Posted inDesign News

While the devastating and mounting effects of climate change are writ large throughout our planet, it’s still tricky to fully comprehend the enormity of global warming and what civilization is up against. Shocking stats and figures can be compelling, but they can often feel too abstract to grasp. 

That’s why longtime collaborators James Cheshire and Oliver Uberti (a geographer and a designer, respectively) have teamed up to bring us Atlas of the Invisible.

The award-winning new book released earlier this month provides a critical portrait of hidden patterns in human society, all visualized through data. Cheshire and Uberti use expert visual storytelling to turn unwieldy data sets into powerful and beautiful images, revealing hard truths about gentrification, illegal fishing, retreating glaciers, global happiness levels, undersea cables and cell towers, trends in geopolitics, and so much more.

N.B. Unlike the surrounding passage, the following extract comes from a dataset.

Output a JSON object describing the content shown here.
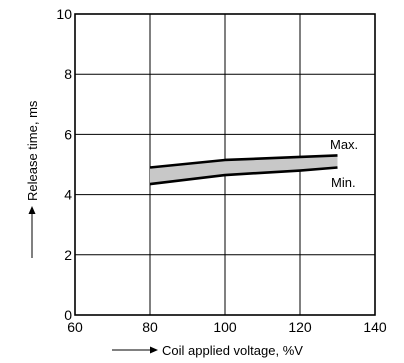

Atlas of the Invisible ultimately redefines what an atlas can be. Atlases, as we’ve previously known them, have presented limited depictions of just what we could already see, like roads, rivers, or mountains. But Cheshire and Uberti mined deeper, seeing not only an opportunity but an imperative to make visible the invisible realities that bear so much weight in our existence.

Taking a long hard look at the state of the world can be a daunting concept, but it’s one we must confront. Atlas of the Invisible is an invaluable resource in that process, and it represents a critical new way of seeing and understanding.